Just one problem: I needed to go back to the site and grab a quick pic of Apollonia, preferably still scratching at my screen, to illustrate the post. I was in full utility-mode. Get in, get the pic, get out. I needed an image depicting our strange and fascinating online era, nothing more. So I returned to the virtual pet site and looked...

I couldn't find her.

Was Apollonia dead already?

I began to click frantically. Where is she? Has she starved, her cries so long ignored by my email filter? I clicked and clicked.

And then I found her.

Apollonia was panting, mewing frantically; she was hungry.

I clicked the virtual "food" icon.

A big bag of Purina cat chow appeared and poured itself into her bowl. Apollonia ate heartily, kicking the bowl back when she was done.

She was thirsty too, and she trilled with joy at the sight of a bowl being filled with life-giving water. She gulped it down.

I looked into her half-crazed eyes - an expression that asked, as only a cat can ask, "where the hell were you?

I pet her, trying to soothe her fears at being left alone so long. She purred.

I offered her a toy mouse, a gesture of regret at my cruelty. She played.

I then closed the page, checking one last time to confirm her healthy status, and opened my calendar. There, I added an item to my daily schedule: Feed Apollonia.

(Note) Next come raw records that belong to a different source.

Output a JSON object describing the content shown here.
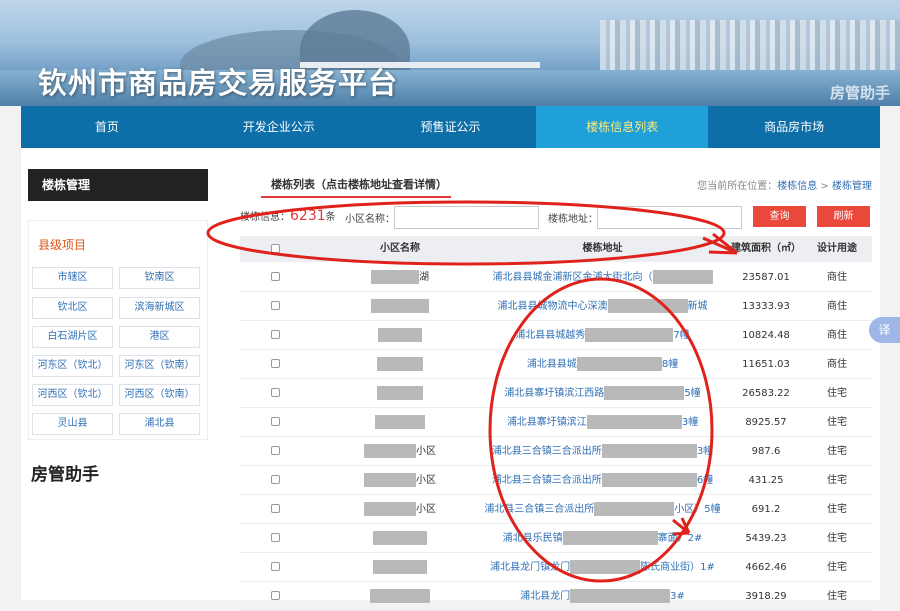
{
  "banner": {
    "title": "钦州市商品房交易服务平台",
    "helper": "房管助手"
  },
  "nav": [
    {
      "label": "首页",
      "active": false
    },
    {
      "label": "开发企业公示",
      "active": false
    },
    {
      "label": "预售证公示",
      "active": false
    },
    {
      "label": "楼栋信息列表",
      "active": true
    },
    {
      "label": "商品房市场",
      "active": false
    }
  ],
  "sidebar": {
    "heading": "楼栋管理",
    "subheading": "县级项目",
    "districts": [
      "市辖区",
      "钦南区",
      "钦北区",
      "滨海新城区",
      "白石湖片区",
      "港区",
      "河东区（钦北）",
      "河东区（钦南）",
      "河西区（钦北）",
      "河西区（钦南）",
      "灵山县",
      "浦北县"
    ],
    "footer": "房管助手"
  },
  "list": {
    "title": "楼栋列表（点击楼栋地址查看详情）",
    "breadcrumb_prefix": "您当前所在位置：",
    "breadcrumb_1": "楼栋信息",
    "breadcrumb_sep": " > ",
    "breadcrumb_2": "楼栋管理",
    "info_label": "楼栋信息：",
    "count": "6231",
    "count_unit": "条",
    "name_label": "小区名称：",
    "name_value": "",
    "addr_label": "楼栋地址：",
    "addr_value": "",
    "query_label": "查询",
    "refresh_label": "刷新"
  },
  "table": {
    "headers": [
      "小区名称",
      "楼栋地址",
      "建筑面积（㎡）",
      "设计用途"
    ],
    "rows": [
      {
        "name": "湖",
        "addr_pre": "浦北县县城金浦新区金浦大街北向（",
        "addr_post": "",
        "area": "23587.01",
        "use": "商住"
      },
      {
        "name": "",
        "addr_pre": "浦北县县城物流中心深澳",
        "addr_post": "新城",
        "area": "13333.93",
        "use": "商住"
      },
      {
        "name": "",
        "addr_pre": "浦北县县城越秀",
        "addr_post": "7幢",
        "area": "10824.48",
        "use": "商住"
      },
      {
        "name": "",
        "addr_pre": "浦北县县城",
        "addr_post": "8幢",
        "area": "11651.03",
        "use": "商住"
      },
      {
        "name": "",
        "addr_pre": "浦北县寨圩镇滨江西路",
        "addr_post": "5幢",
        "area": "26583.22",
        "use": "住宅"
      },
      {
        "name": "",
        "addr_pre": "浦北县寨圩镇滨江",
        "addr_post": "3幢",
        "area": "8925.57",
        "use": "住宅"
      },
      {
        "name": "小区",
        "addr_pre": "浦北县三合镇三合派出所",
        "addr_post": "3幢",
        "area": "987.6",
        "use": "住宅"
      },
      {
        "name": "小区",
        "addr_pre": "浦北县三合镇三合派出所",
        "addr_post": "6幢",
        "area": "431.25",
        "use": "住宅"
      },
      {
        "name": "小区",
        "addr_pre": "浦北县三合镇三合派出所",
        "addr_post": "小区）5幢",
        "area": "691.2",
        "use": "住宅"
      },
      {
        "name": "",
        "addr_pre": "浦北县乐民镇",
        "addr_post": "寨面）2#",
        "area": "5439.23",
        "use": "住宅"
      },
      {
        "name": "",
        "addr_pre": "浦北县龙门镇龙门",
        "addr_post": "陈氏商业街）1#",
        "area": "4662.46",
        "use": "住宅"
      },
      {
        "name": "",
        "addr_pre": "浦北县龙门",
        "addr_post": "3#",
        "area": "3918.29",
        "use": "住宅"
      }
    ]
  },
  "translate_label": "译",
  "colors": {
    "nav": "#0d6ea8",
    "nav_active": "#1fa0d8",
    "accent": "#e03a3a",
    "link": "#2f6fb5",
    "annotation": "#e0221c"
  }
}
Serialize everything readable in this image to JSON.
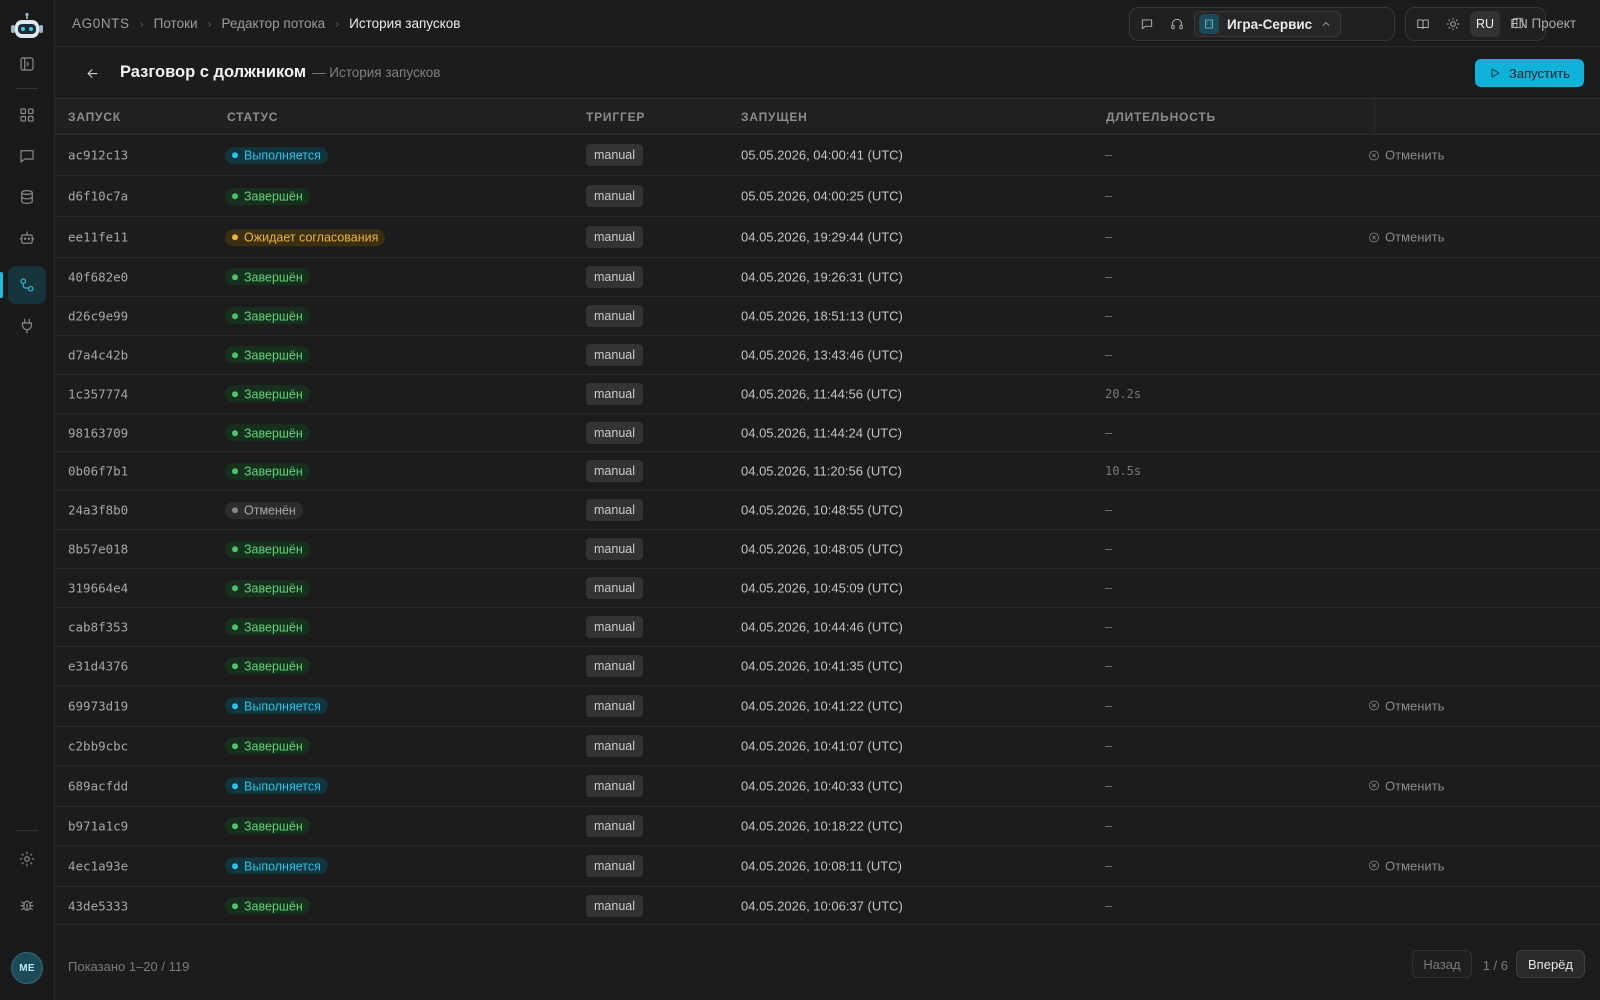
{
  "breadcrumbs": [
    "AG0NTS",
    "Потоки",
    "Редактор потока",
    "История запусков"
  ],
  "workspace": {
    "name": "Игра-Сервис"
  },
  "lang": {
    "ru": "RU",
    "en": "EN",
    "selected": "RU"
  },
  "project_label": "Проект",
  "page": {
    "title": "Разговор с должником",
    "subtitle": "— История запусков",
    "run_button": "Запустить"
  },
  "table": {
    "headers": {
      "run": "ЗАПУСК",
      "status": "СТАТУС",
      "trigger": "ТРИГГЕР",
      "started": "ЗАПУЩЕН",
      "duration": "ДЛИТЕЛЬНОСТЬ"
    },
    "rows": [
      {
        "id": "ac912c13",
        "status": "Выполняется",
        "kind": "run",
        "trigger": "manual",
        "started": "05.05.2026, 04:00:41 (UTC)",
        "duration": "—",
        "action": "Отменить"
      },
      {
        "id": "d6f10c7a",
        "status": "Завершён",
        "kind": "done",
        "trigger": "manual",
        "started": "05.05.2026, 04:00:25 (UTC)",
        "duration": "—",
        "action": ""
      },
      {
        "id": "ee11fe11",
        "status": "Ожидает согласования",
        "kind": "wait",
        "trigger": "manual",
        "started": "04.05.2026, 19:29:44 (UTC)",
        "duration": "—",
        "action": "Отменить"
      },
      {
        "id": "40f682e0",
        "status": "Завершён",
        "kind": "done",
        "trigger": "manual",
        "started": "04.05.2026, 19:26:31 (UTC)",
        "duration": "—",
        "action": ""
      },
      {
        "id": "d26c9e99",
        "status": "Завершён",
        "kind": "done",
        "trigger": "manual",
        "started": "04.05.2026, 18:51:13 (UTC)",
        "duration": "—",
        "action": ""
      },
      {
        "id": "d7a4c42b",
        "status": "Завершён",
        "kind": "done",
        "trigger": "manual",
        "started": "04.05.2026, 13:43:46 (UTC)",
        "duration": "—",
        "action": ""
      },
      {
        "id": "1c357774",
        "status": "Завершён",
        "kind": "done",
        "trigger": "manual",
        "started": "04.05.2026, 11:44:56 (UTC)",
        "duration": "20.2s",
        "action": ""
      },
      {
        "id": "98163709",
        "status": "Завершён",
        "kind": "done",
        "trigger": "manual",
        "started": "04.05.2026, 11:44:24 (UTC)",
        "duration": "—",
        "action": ""
      },
      {
        "id": "0b06f7b1",
        "status": "Завершён",
        "kind": "done",
        "trigger": "manual",
        "started": "04.05.2026, 11:20:56 (UTC)",
        "duration": "10.5s",
        "action": ""
      },
      {
        "id": "24a3f8b0",
        "status": "Отменён",
        "kind": "cancel",
        "trigger": "manual",
        "started": "04.05.2026, 10:48:55 (UTC)",
        "duration": "—",
        "action": ""
      },
      {
        "id": "8b57e018",
        "status": "Завершён",
        "kind": "done",
        "trigger": "manual",
        "started": "04.05.2026, 10:48:05 (UTC)",
        "duration": "—",
        "action": ""
      },
      {
        "id": "319664e4",
        "status": "Завершён",
        "kind": "done",
        "trigger": "manual",
        "started": "04.05.2026, 10:45:09 (UTC)",
        "duration": "—",
        "action": ""
      },
      {
        "id": "cab8f353",
        "status": "Завершён",
        "kind": "done",
        "trigger": "manual",
        "started": "04.05.2026, 10:44:46 (UTC)",
        "duration": "—",
        "action": ""
      },
      {
        "id": "e31d4376",
        "status": "Завершён",
        "kind": "done",
        "trigger": "manual",
        "started": "04.05.2026, 10:41:35 (UTC)",
        "duration": "—",
        "action": ""
      },
      {
        "id": "69973d19",
        "status": "Выполняется",
        "kind": "run",
        "trigger": "manual",
        "started": "04.05.2026, 10:41:22 (UTC)",
        "duration": "—",
        "action": "Отменить"
      },
      {
        "id": "c2bb9cbc",
        "status": "Завершён",
        "kind": "done",
        "trigger": "manual",
        "started": "04.05.2026, 10:41:07 (UTC)",
        "duration": "—",
        "action": ""
      },
      {
        "id": "689acfdd",
        "status": "Выполняется",
        "kind": "run",
        "trigger": "manual",
        "started": "04.05.2026, 10:40:33 (UTC)",
        "duration": "—",
        "action": "Отменить"
      },
      {
        "id": "b971a1c9",
        "status": "Завершён",
        "kind": "done",
        "trigger": "manual",
        "started": "04.05.2026, 10:18:22 (UTC)",
        "duration": "—",
        "action": ""
      },
      {
        "id": "4ec1a93e",
        "status": "Выполняется",
        "kind": "run",
        "trigger": "manual",
        "started": "04.05.2026, 10:08:11 (UTC)",
        "duration": "—",
        "action": "Отменить"
      },
      {
        "id": "43de5333",
        "status": "Завершён",
        "kind": "done",
        "trigger": "manual",
        "started": "04.05.2026, 10:06:37 (UTC)",
        "duration": "—",
        "action": ""
      }
    ]
  },
  "footer": {
    "shown": "Показано 1–20 / 119",
    "prev": "Назад",
    "page_info": "1 / 6",
    "next": "Вперёд"
  },
  "user": {
    "initials": "ME"
  },
  "colors": {
    "accent": "#0fb2d8",
    "running": "#29c4e6",
    "done": "#5ed37a",
    "waiting": "#eab43a",
    "cancelled": "#a8a8a8"
  },
  "icons": [
    "robot-logo-icon",
    "sidebar-toggle-icon",
    "dashboard-icon",
    "chat-icon",
    "database-icon",
    "bot-icon",
    "flows-icon",
    "plug-icon",
    "settings-icon",
    "bug-icon",
    "message-icon",
    "headset-icon",
    "building-icon",
    "chevron-up-icon",
    "book-icon",
    "sun-icon",
    "panel-icon",
    "back-arrow-icon",
    "play-icon",
    "cancel-circle-icon"
  ]
}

The reminder appears every day, weekends, furlough days, holidays: Feed her, repeating at the same time each afternoon. Until September 15th.

After that, we'll see...

November 28, 2009 update

Well, slow graphics and buggy interface inspired me, at last, to send Apollonia to a "farm - upstate." No worries. She's playing with lots of virtual mice and has, I suspect, many friends.

1 comment:

FitToSeeJane said...

Thats cute, but I won't get one. The ethics question reminds me of a few years ago when our family was caught up in 'The Sims'. There was a hamster you could download to your home. The trouble was, it carried disease. All our Sims families were dying, even after deleting the hamster. The answer was to gather any infected Sims into a room, seal off the door, and then watch them slowly die as you played out the game.
I began to think the kids should cool it on the Sims for a while.